EL ÚLTIMO TREN
El reloj digital del andén parpadeaba: 23:59. Estación Gaudí.
—Seguro que nos metemos en problemas —susurró Vera, abrazándose a sí misma.
—Relájate —respondió Julián, iluminando con el móvil los azulejos polvorientos de las paredes—. Si fuera peligroso, no saldría en la guía. Además, veras como viene lleno de Sagrada Familia.
Vera resopló. Había leído sobre la estación fantasma de Gaudí en un blog de turismo alternativo: un andén nunca inaugurado, atrapado entre las estaciones de Sant Pau-Dos de Maig y Sagrada Familia. Según algunos, en su centenario, el metro ofrecía una experiencia especial: un tren antiguo, un viaje en el tiempo, que se hacía en horario nocturno.
El lugar olía a humedad y óxido. La luz parpadeante apenas iluminaba los carteles gastados. No había turistas. No había nadie… salvo una pareja de ancianos sentados en un banco de piedra.
—No suban a ese tren —murmuró sin mirarlos el anciano.
Julián se rió.
—¿Y si quiero?
El suelo vibró. Desde la oscuridad emergió un convoy antiguo, con faros de gas que titilaban como velas. Era un modelo de los años veinte, de aquellos que recorrieron las primeras líneas en 1924.
—¡Es real! —exclamó Vera.
La puerta se abrió con un chirrido. Julián no dudó y subió.
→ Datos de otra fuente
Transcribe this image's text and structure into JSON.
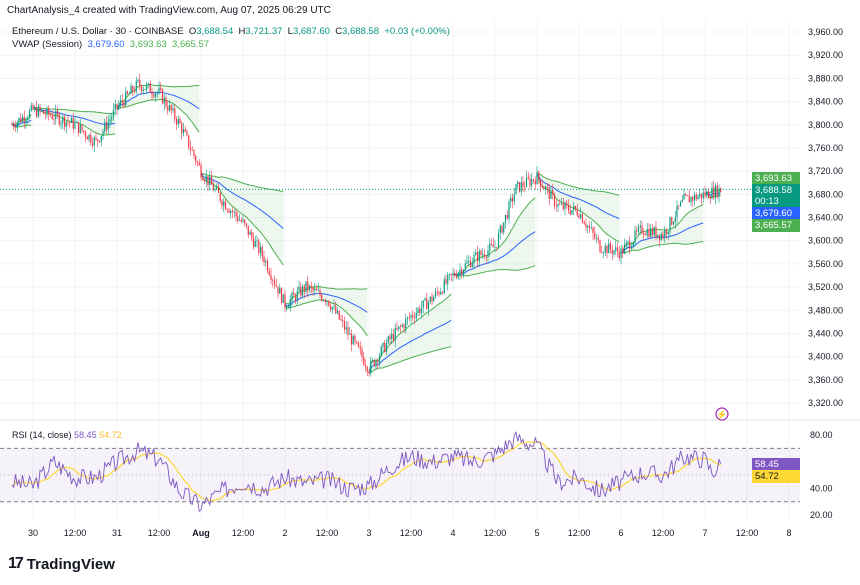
{
  "header": "ChartAnalysis_4 created with TradingView.com, Aug 07, 2025 06:29 UTC",
  "legend": {
    "symbol": "Ethereum / U.S. Dollar · 30 · COINBASE",
    "o_label": "O",
    "o": "3,688.54",
    "h_label": "H",
    "h": "3,721.37",
    "l_label": "L",
    "l": "3,687.60",
    "c_label": "C",
    "c": "3,688.58",
    "change": "+0.03 (+0.00%)",
    "vwap_label": "VWAP (Session)",
    "vwap": "3,679.60",
    "vwap_upper": "3,693.63",
    "vwap_lower": "3,665.57"
  },
  "price_tags": {
    "upper": "3,693.63",
    "last": "3,688.58",
    "countdown": "00:13",
    "vwap": "3,679.60",
    "lower": "3,665.57"
  },
  "rsi_legend": {
    "label": "RSI (14, close)",
    "rsi": "58.45",
    "ma": "54.72"
  },
  "rsi_tags": {
    "rsi": "58.45",
    "ma": "54.72"
  },
  "brand": "TradingView",
  "colors": {
    "up": "#089981",
    "down": "#f23645",
    "vwap": "#2962ff",
    "band": "#4caf50",
    "rsi": "#7e57c2",
    "rsi_ma": "#fdd835"
  },
  "chart_data": [
    {
      "type": "candlestick",
      "title": "Ethereum / U.S. Dollar · 30 · COINBASE",
      "y_ticks": [
        3320,
        3360,
        3400,
        3440,
        3480,
        3520,
        3560,
        3600,
        3640,
        3680,
        3720,
        3760,
        3800,
        3840,
        3880,
        3920,
        3960
      ],
      "y_tick_labels": [
        "3,320.00",
        "3,360.00",
        "3,400.00",
        "3,440.00",
        "3,480.00",
        "3,520.00",
        "3,560.00",
        "3,600.00",
        "3,640.00",
        "3,680.00",
        "3,720.00",
        "3,760.00",
        "3,800.00",
        "3,840.00",
        "3,880.00",
        "3,920.00",
        "3,960.00"
      ],
      "ylim": [
        3300,
        3980
      ],
      "x_tick_labels": [
        "30",
        "12:00",
        "31",
        "12:00",
        "Aug",
        "12:00",
        "2",
        "12:00",
        "3",
        "12:00",
        "4",
        "12:00",
        "5",
        "12:00",
        "6",
        "12:00",
        "7",
        "12:00",
        "8"
      ],
      "close_approx": [
        [
          "2025-07-29T18:00",
          3800
        ],
        [
          "2025-07-30T00:00",
          3825
        ],
        [
          "2025-07-30T06:00",
          3815
        ],
        [
          "2025-07-30T12:00",
          3800
        ],
        [
          "2025-07-30T18:00",
          3770
        ],
        [
          "2025-07-31T00:00",
          3830
        ],
        [
          "2025-07-31T06:00",
          3870
        ],
        [
          "2025-07-31T12:00",
          3855
        ],
        [
          "2025-07-31T18:00",
          3800
        ],
        [
          "2025-08-01T00:00",
          3720
        ],
        [
          "2025-08-01T06:00",
          3670
        ],
        [
          "2025-08-01T12:00",
          3630
        ],
        [
          "2025-08-01T18:00",
          3570
        ],
        [
          "2025-08-02T00:00",
          3490
        ],
        [
          "2025-08-02T06:00",
          3520
        ],
        [
          "2025-08-02T12:00",
          3500
        ],
        [
          "2025-08-02T18:00",
          3440
        ],
        [
          "2025-08-03T00:00",
          3380
        ],
        [
          "2025-08-03T06:00",
          3430
        ],
        [
          "2025-08-03T12:00",
          3470
        ],
        [
          "2025-08-03T18:00",
          3500
        ],
        [
          "2025-08-04T00:00",
          3540
        ],
        [
          "2025-08-04T06:00",
          3570
        ],
        [
          "2025-08-04T12:00",
          3590
        ],
        [
          "2025-08-04T18:00",
          3690
        ],
        [
          "2025-08-05T00:00",
          3710
        ],
        [
          "2025-08-05T06:00",
          3660
        ],
        [
          "2025-08-05T12:00",
          3650
        ],
        [
          "2025-08-05T18:00",
          3590
        ],
        [
          "2025-08-06T00:00",
          3580
        ],
        [
          "2025-08-06T06:00",
          3620
        ],
        [
          "2025-08-06T12:00",
          3610
        ],
        [
          "2025-08-06T18:00",
          3670
        ],
        [
          "2025-08-07T00:00",
          3680
        ],
        [
          "2025-08-07T04:30",
          3688.58
        ]
      ]
    },
    {
      "type": "line",
      "title": "RSI (14, close)",
      "y_ticks": [
        20,
        40,
        80
      ],
      "y_tick_labels": [
        "20.00",
        "40.00",
        "80.00"
      ],
      "ylim": [
        14,
        86
      ],
      "bands": [
        30,
        70
      ],
      "rsi_approx": [
        [
          "2025-07-29T18:00",
          45
        ],
        [
          "2025-07-30T00:00",
          42
        ],
        [
          "2025-07-30T06:00",
          60
        ],
        [
          "2025-07-30T12:00",
          48
        ],
        [
          "2025-07-30T18:00",
          48
        ],
        [
          "2025-07-31T00:00",
          60
        ],
        [
          "2025-07-31T06:00",
          68
        ],
        [
          "2025-07-31T12:00",
          62
        ],
        [
          "2025-07-31T18:00",
          38
        ],
        [
          "2025-08-01T00:00",
          27
        ],
        [
          "2025-08-01T06:00",
          38
        ],
        [
          "2025-08-01T12:00",
          45
        ],
        [
          "2025-08-01T18:00",
          40
        ],
        [
          "2025-08-02T00:00",
          48
        ],
        [
          "2025-08-02T06:00",
          44
        ],
        [
          "2025-08-02T12:00",
          47
        ],
        [
          "2025-08-02T18:00",
          40
        ],
        [
          "2025-08-03T00:00",
          42
        ],
        [
          "2025-08-03T06:00",
          56
        ],
        [
          "2025-08-03T12:00",
          64
        ],
        [
          "2025-08-03T18:00",
          60
        ],
        [
          "2025-08-04T00:00",
          64
        ],
        [
          "2025-08-04T06:00",
          60
        ],
        [
          "2025-08-04T12:00",
          66
        ],
        [
          "2025-08-04T18:00",
          78
        ],
        [
          "2025-08-05T00:00",
          72
        ],
        [
          "2025-08-05T06:00",
          45
        ],
        [
          "2025-08-05T12:00",
          48
        ],
        [
          "2025-08-05T18:00",
          38
        ],
        [
          "2025-08-06T00:00",
          45
        ],
        [
          "2025-08-06T06:00",
          52
        ],
        [
          "2025-08-06T12:00",
          50
        ],
        [
          "2025-08-06T18:00",
          64
        ],
        [
          "2025-08-07T00:00",
          62
        ],
        [
          "2025-08-07T02:00",
          52
        ],
        [
          "2025-08-07T04:30",
          58.45
        ]
      ]
    }
  ]
}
—Julián… —Vera sintió un escalofrío. Algo en su interior no le convencía del todo, pero su hermano ya estaba dentro.
Entró tras él.
El aire era denso, con un olor rancio a madera vieja y electricidad quemada. Los pasajeros vestían ropas de distintas épocas: una mujer con un mantón antiguo, un hombre con un periódico amarillento, un niño con una gorra de los setenta. Todos miraban al frente.
Vera se sentó junto a una mujer de labios azulados.
—¿Esto es parte del recorrido? —preguntó, nerviosa.
La mujer giró lentamente la cabeza. Sus ojos eran pozos oscuros.
—Es el último viaje.
Julián tragó saliva.
—¿Hasta dónde llega?
—Al final de la línea.
El tren arrancó. Afuera, las paredes del túnel se desdibujaban. No había estaciones.
Julián miró su reflejo en la ventana… y su rostro no era el suyo. Un hombre envejecido, con barba canosa y ojeras profundas, lo observaba.
—Vera…
Ella bajó la mirada a sus propias manos. Arrugadas. Con venas prominentes.
—Nos estamos… haciendo viejos.
El tren aceleró. En la ventanilla apareció el reflejo de los ancianos del andén.
—Es él… —susurró Vera.
—Somos nosotros… —murmuró Julián.
El convoy frenó en seco. La puerta se abrió y los ancianos los llamaron con un gesto.
—Rápido.
Vera corrió. Julián la siguió. Apenas tocaron el andén, el tren se desvaneció como humo.
El reloj digital marcaba 00:00.
Vera y Julián ya no estaban allí.
Pero el anciano suspiró, y miro a la anciana se ajustó el sombrero y esperó.
Dentro de unos años, alguien volvería a subir.